Strategy 3: Semantic Deduplication

A surprising fraction of production LLM requests are semantically identical or near-identical. Semantic deduplication uses embedding similarity to identify these requests and serve cached responses. This strategy is most effective in consumer-facing applications where many users ask the same underlying questions. Customers with large user bases see 5-15 percent of requests served from semantic cache after the first few weeks.

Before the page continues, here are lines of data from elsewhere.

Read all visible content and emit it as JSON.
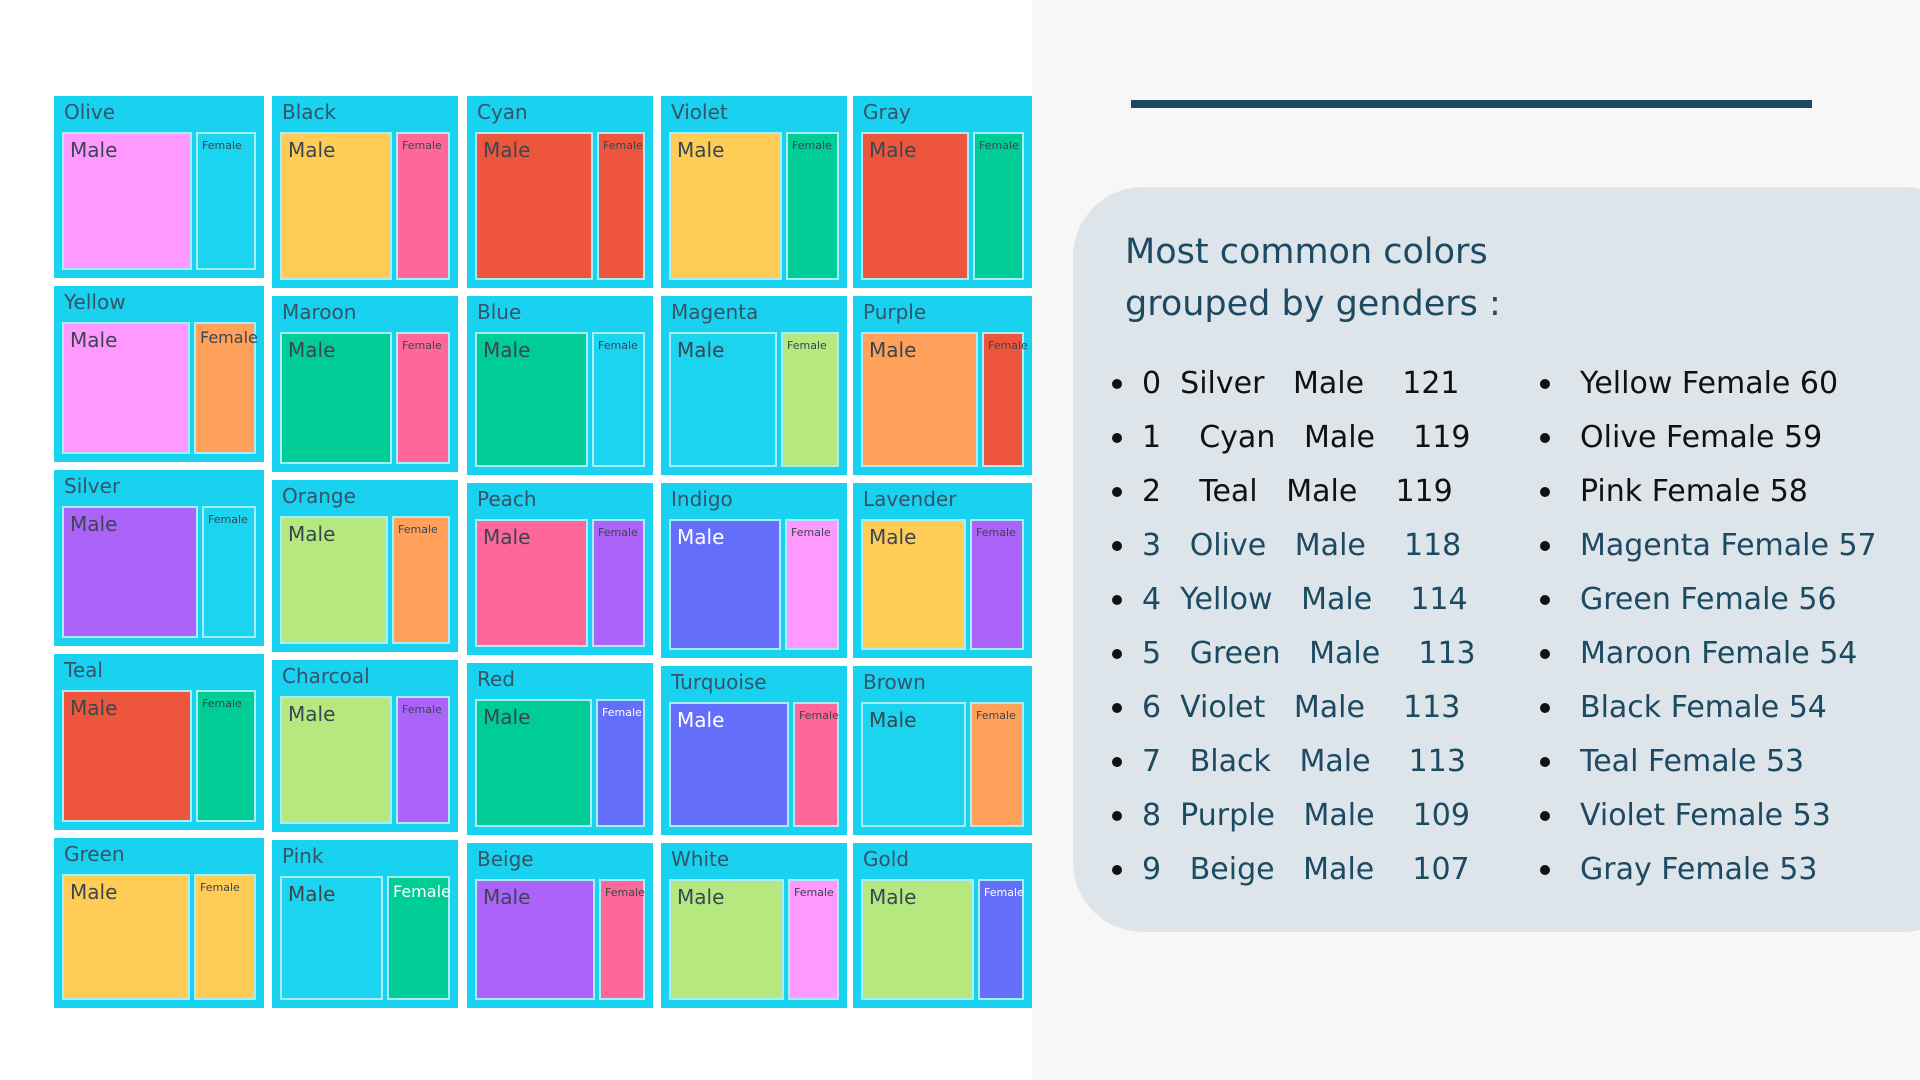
{
  "slide": {
    "title_line1": "Most common colors",
    "title_line2": "grouped by genders :"
  },
  "male_list": [
    {
      "index": "0",
      "color": "Silver",
      "gender": "Male",
      "count": "121",
      "text": "0  Silver   Male    121"
    },
    {
      "index": "1",
      "color": "Cyan",
      "gender": "Male",
      "count": "119",
      "text": "1    Cyan   Male    119"
    },
    {
      "index": "2",
      "color": "Teal",
      "gender": "Male",
      "count": "119",
      "text": "2    Teal   Male    119"
    },
    {
      "index": "3",
      "color": "Olive",
      "gender": "Male",
      "count": "118",
      "text": "3   Olive   Male    118"
    },
    {
      "index": "4",
      "color": "Yellow",
      "gender": "Male",
      "count": "114",
      "text": "4  Yellow   Male    114"
    },
    {
      "index": "5",
      "color": "Green",
      "gender": "Male",
      "count": "113",
      "text": "5   Green   Male    113"
    },
    {
      "index": "6",
      "color": "Violet",
      "gender": "Male",
      "count": "113",
      "text": "6  Violet   Male    113"
    },
    {
      "index": "7",
      "color": "Black",
      "gender": "Male",
      "count": "113",
      "text": "7   Black   Male    113"
    },
    {
      "index": "8",
      "color": "Purple",
      "gender": "Male",
      "count": "109",
      "text": "8  Purple   Male    109"
    },
    {
      "index": "9",
      "color": "Beige",
      "gender": "Male",
      "count": "107",
      "text": "9   Beige   Male    107"
    }
  ],
  "female_list": [
    {
      "color": "Yellow",
      "gender": "Female",
      "count": "60",
      "text": "Yellow Female 60"
    },
    {
      "color": "Olive",
      "gender": "Female",
      "count": "59",
      "text": "Olive Female 59"
    },
    {
      "color": "Pink",
      "gender": "Female",
      "count": "58",
      "text": "Pink Female 58"
    },
    {
      "color": "Magenta",
      "gender": "Female",
      "count": "57",
      "text": "Magenta Female 57"
    },
    {
      "color": "Green",
      "gender": "Female",
      "count": "56",
      "text": "Green Female 56"
    },
    {
      "color": "Maroon",
      "gender": "Female",
      "count": "54",
      "text": "Maroon Female 54"
    },
    {
      "color": "Black",
      "gender": "Female",
      "count": "54",
      "text": "Black Female 54"
    },
    {
      "color": "Teal",
      "gender": "Female",
      "count": "53",
      "text": "Teal Female 53"
    },
    {
      "color": "Violet",
      "gender": "Female",
      "count": "53",
      "text": "Violet Female 53"
    },
    {
      "color": "Gray",
      "gender": "Female",
      "count": "53",
      "text": "Gray Female 53"
    }
  ],
  "chart_data": {
    "type": "treemap",
    "title": "",
    "groups": [
      {
        "name": "Olive",
        "male_color": "#ff99ff",
        "female_color": "#1ad4f0"
      },
      {
        "name": "Black",
        "male_color": "#ffcc55",
        "female_color": "#ff6699"
      },
      {
        "name": "Cyan",
        "male_color": "#ee553d",
        "female_color": "#ee553d"
      },
      {
        "name": "Violet",
        "male_color": "#ffcc55",
        "female_color": "#00cc96"
      },
      {
        "name": "Gray",
        "male_color": "#ee553d",
        "female_color": "#00cc96"
      },
      {
        "name": "Yellow",
        "male_color": "#ff99ff",
        "female_color": "#ffa15a"
      },
      {
        "name": "Maroon",
        "male_color": "#00cc96",
        "female_color": "#ff6699"
      },
      {
        "name": "Blue",
        "male_color": "#00cc96",
        "female_color": "#1ad4f0"
      },
      {
        "name": "Magenta",
        "male_color": "#1ad4f0",
        "female_color": "#b6e880"
      },
      {
        "name": "Purple",
        "male_color": "#ffa15a",
        "female_color": "#ee553d"
      },
      {
        "name": "Silver",
        "male_color": "#ab63fa",
        "female_color": "#1ad4f0"
      },
      {
        "name": "Orange",
        "male_color": "#b6e880",
        "female_color": "#ffa15a"
      },
      {
        "name": "Peach",
        "male_color": "#ff6699",
        "female_color": "#ab63fa"
      },
      {
        "name": "Indigo",
        "male_color": "#636efa",
        "female_color": "#ff99ff"
      },
      {
        "name": "Lavender",
        "male_color": "#ffcc55",
        "female_color": "#ab63fa"
      },
      {
        "name": "Teal",
        "male_color": "#ee553d",
        "female_color": "#00cc96"
      },
      {
        "name": "Charcoal",
        "male_color": "#b6e880",
        "female_color": "#ab63fa"
      },
      {
        "name": "Red",
        "male_color": "#00cc96",
        "female_color": "#636efa"
      },
      {
        "name": "Turquoise",
        "male_color": "#636efa",
        "female_color": "#ff6699"
      },
      {
        "name": "Brown",
        "male_color": "#1ad4f0",
        "female_color": "#ffa15a"
      },
      {
        "name": "Green",
        "male_color": "#ffcc55",
        "female_color": "#ffcc55"
      },
      {
        "name": "Pink",
        "male_color": "#1ad4f0",
        "female_color": "#00cc96"
      },
      {
        "name": "Beige",
        "male_color": "#ab63fa",
        "female_color": "#ff6699"
      },
      {
        "name": "White",
        "male_color": "#b6e880",
        "female_color": "#ff99ff"
      },
      {
        "name": "Gold",
        "male_color": "#b6e880",
        "female_color": "#636efa"
      }
    ],
    "male_label": "Male",
    "female_label": "Female"
  }
}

Strategy 4: Request Batching

For asynchronous workloads, batching reduces per-token costs by optimizing provider utilization. Many providers offer batch API pricing at 50-80 percent discount versus real-time pricing for jobs that tolerate latency in the minutes-to-hours range. Combined with the other three strategies, the 70 percent figure reflects consistent results across the production workloads we have measured.

Key Takeaways

Implementation Checklist

Before implementing the approaches described in this article, ensure you have addressed the following:

  1. Assess your current state: Document your existing architecture, data flows, and pain points before making changes.
  2. Define success criteria: Establish measurable outcomes that define what success looks like for your organization.
  3. Build cross-functional alignment: Ensure engineering, product, data science, and business teams are aligned on goals and priorities.
  4. Plan for incremental rollout: Adopt a phased approach to reduce risk and enable course correction based on early feedback.
  5. Monitor and iterate: Establish monitoring from day one and create feedback loops to drive continuous improvement.

Frequently Asked Questions

Where should teams start when implementing these approaches?
Begin with a clear problem statement and measurable success criteria. Start small with a pilot project that provides quick feedback, then expand based on learnings. Avoid attempting to solve everything at once.

What are the most common mistakes organizations make?
Common pitfalls include underestimating data quality requirements, neglecting organizational change management, overengineering initial implementations, and failing to establish clear ownership and accountability for outcomes.

How long does it typically take to see results?
Timeline varies significantly by organization size, complexity, and available resources. Most organizations see initial results within 3-6 months for well-scoped pilot projects, with broader impact emerging over 12-18 months as adoption scales.